Tim Chevalier wrote:
On 1/23/08, Peter Hercek
wrote: Other things did not seem that great for me from the beginning. For example: referential transparency - just enforces what you can take care not to do yourself
...if you never make mistakes, that is.
(e.g. in C# you just cannot be sure some function is referentially transparent even when comment claims so - which of course sucks because programmers are not disciplined).
But if that's the point you're trying to make, I agree that a lot of programmers seem to think they don't make mistakes, and thus might not be receptive to the siren song of referential transparency :-)

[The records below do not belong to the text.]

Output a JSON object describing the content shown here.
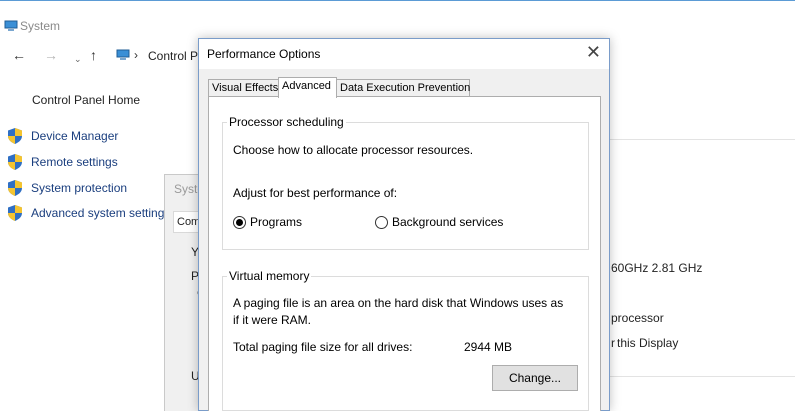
{
  "system_window": {
    "title": "System",
    "nav": {
      "back_glyph": "←",
      "forward_glyph": "→",
      "recent_glyph": "⌄",
      "up_glyph": "↑",
      "address_separator": "›",
      "address_text": "Control P"
    },
    "sidebar": {
      "home_label": "Control Panel Home",
      "links": [
        {
          "label": "Device Manager",
          "icon": "shield-icon"
        },
        {
          "label": "Remote settings",
          "icon": "shield-icon"
        },
        {
          "label": "System protection",
          "icon": "shield-icon"
        },
        {
          "label": "Advanced system setting",
          "icon": "shield-icon"
        }
      ]
    },
    "behind_dialog": {
      "title_fragment": "Syste",
      "tab_fragment": "Com",
      "text_fragments": [
        "Y",
        "P",
        "'",
        "U"
      ]
    },
    "right_content": {
      "processor_speed": "60GHz  2.81 GHz",
      "processor_type": "processor",
      "display_text": "this Display",
      "dash": "r"
    }
  },
  "performance_options": {
    "title": "Performance Options",
    "close_glyph": "✕",
    "tabs": [
      {
        "label": "Visual Effects",
        "active": false
      },
      {
        "label": "Advanced",
        "active": true
      },
      {
        "label": "Data Execution Prevention",
        "active": false
      }
    ],
    "processor_scheduling": {
      "label": "Processor scheduling",
      "description": "Choose how to allocate processor resources.",
      "adjust_label": "Adjust for best performance of:",
      "options": [
        {
          "label": "Programs",
          "selected": true
        },
        {
          "label": "Background services",
          "selected": false
        }
      ]
    },
    "virtual_memory": {
      "label": "Virtual memory",
      "description_line1": "A paging file is an area on the hard disk that Windows uses as",
      "description_line2": "if it were RAM.",
      "total_label": "Total paging file size for all drives:",
      "total_value": "2944 MB",
      "change_button": "Change..."
    }
  },
  "colors": {
    "link": "#1a3e7e",
    "dialog_border": "#7a9cc9",
    "dialog_bg": "#f0f0f0"
  }
}
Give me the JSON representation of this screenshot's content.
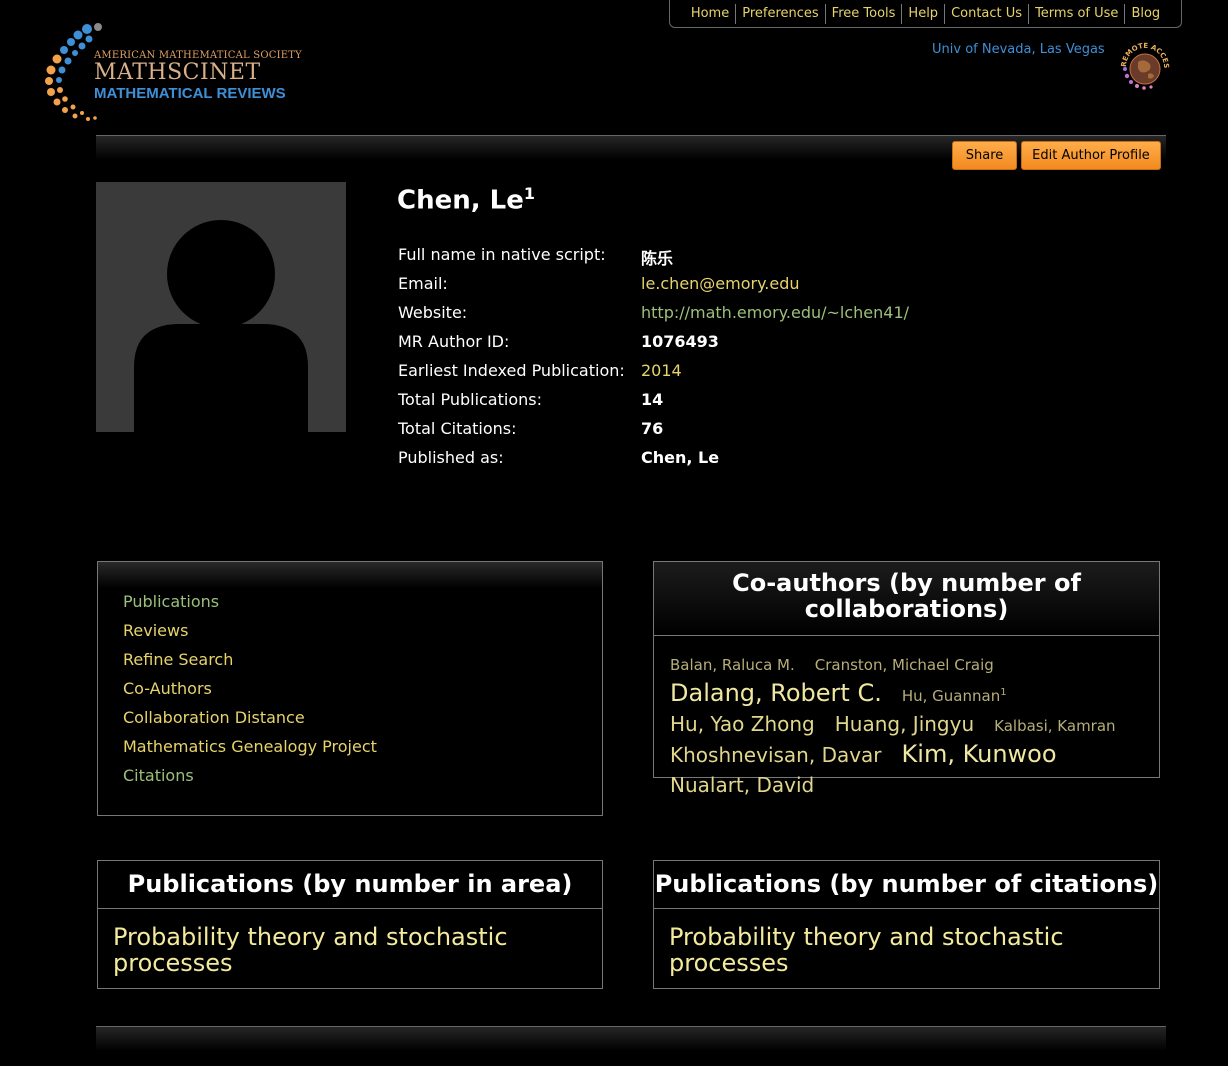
{
  "nav": {
    "items": [
      "Home",
      "Preferences",
      "Free Tools",
      "Help",
      "Contact Us",
      "Terms of Use",
      "Blog"
    ]
  },
  "logo": {
    "line1": "AMERICAN MATHEMATICAL SOCIETY",
    "line2": "MATHSCINET",
    "line3": "MATHEMATICAL REVIEWS"
  },
  "institution": "Univ of Nevada, Las Vegas",
  "remote_badge": {
    "text": "REMOTE ACCESS",
    "icon": "globe-icon"
  },
  "actions": {
    "share": "Share",
    "edit_profile": "Edit Author Profile"
  },
  "author": {
    "name": "Chen, Le",
    "superscript": "1",
    "fields": [
      {
        "label": "Full name in native script:",
        "value": "陈乐",
        "style": "bold"
      },
      {
        "label": "Email:",
        "value": "le.chen@emory.edu",
        "style": "link"
      },
      {
        "label": "Website:",
        "value": "http://math.emory.edu/~lchen41/",
        "style": "web"
      },
      {
        "label": "MR Author ID:",
        "value": "1076493",
        "style": "bold"
      },
      {
        "label": "Earliest Indexed Publication:",
        "value": "2014",
        "style": "link"
      },
      {
        "label": "Total Publications:",
        "value": "14",
        "style": "bold"
      },
      {
        "label": "Total Citations:",
        "value": "76",
        "style": "bold"
      },
      {
        "label": "Published as:",
        "value": "Chen, Le",
        "style": "bold"
      }
    ]
  },
  "menu": {
    "items": [
      {
        "label": "Publications",
        "color": "#9cc07a"
      },
      {
        "label": "Reviews",
        "color": "#e6d36a"
      },
      {
        "label": "Refine Search",
        "color": "#e6d36a"
      },
      {
        "label": "Co-Authors",
        "color": "#e6d36a"
      },
      {
        "label": "Collaboration Distance",
        "color": "#e6d36a"
      },
      {
        "label": "Mathematics Genealogy Project",
        "color": "#e6d36a"
      },
      {
        "label": "Citations",
        "color": "#9cc07a"
      }
    ]
  },
  "coauthors": {
    "title": "Co-authors (by number of collaborations)",
    "items": [
      {
        "name": "Balan, Raluca M.",
        "size": "sm"
      },
      {
        "name": "Cranston, Michael Craig",
        "size": "sm"
      },
      {
        "name": "Dalang, Robert C.",
        "size": "lg"
      },
      {
        "name": "Hu, Guannan",
        "size": "sm",
        "sup": "1"
      },
      {
        "name": "Hu, Yao Zhong",
        "size": "md"
      },
      {
        "name": "Huang, Jingyu",
        "size": "md"
      },
      {
        "name": "Kalbasi, Kamran",
        "size": "sm"
      },
      {
        "name": "Khoshnevisan, Davar",
        "size": "md"
      },
      {
        "name": "Kim, Kunwoo",
        "size": "lg"
      },
      {
        "name": "Nualart, David",
        "size": "md"
      }
    ]
  },
  "pubs_area": {
    "title": "Publications (by number in area)",
    "items": [
      "Probability theory and stochastic processes"
    ]
  },
  "pubs_citations": {
    "title": "Publications (by number of citations)",
    "items": [
      "Probability theory and stochastic processes"
    ]
  }
}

What I wanted to say is that focusing on referential transparency will not appeal that much to an imperative programmer especially when he needs to overcome Haskell learning curve. What may appeal, though, are the consequences of it like: * easier to repeat test cases for bugs * easier to do automated tests (like quickcheck) since state space is not that big (provided I count automatic vars on stack/heap as state) * makes laziness to work which allow easier and efficient expression of producer - consumer type of code * easy undo (no need for memento pattern etc) * allows monads to work which adds options like built-in user logging or error recovery * better changes for compilers to find parallelize automatically * safe STM ... and probably a lot of more goodies On the other side there are downsides like what to do instead of reactive GUIs? GUI is a big part for a lot of applications. A lot of efficient algorithms we have are state based. And again probably more. If referential transparency by itself would be that important for imperative languages then it would be already added to IDEs* in some form like a popup menu item with name "check function purity". In some cases you could actually decide that the function is pure (especially if you would go deeper analyzing and annotating your objects with purity flags in your IDE). * and IDEs like visual studio or eclipse are incredibly good compared to the stuff Haskell has; anyway IMHO all IDEs are not good enough - they could be much better Anyway I'm not that qualified to discuss this (I hope this is my last post to this thread :) ). I just wanted to point out what could be a point of view of an imperative programmer based on what I remember from times I was getting more involved with functional programming. The reason I started with functional programming is sure not common - sometimes I may need to actually prove some program features. Peter.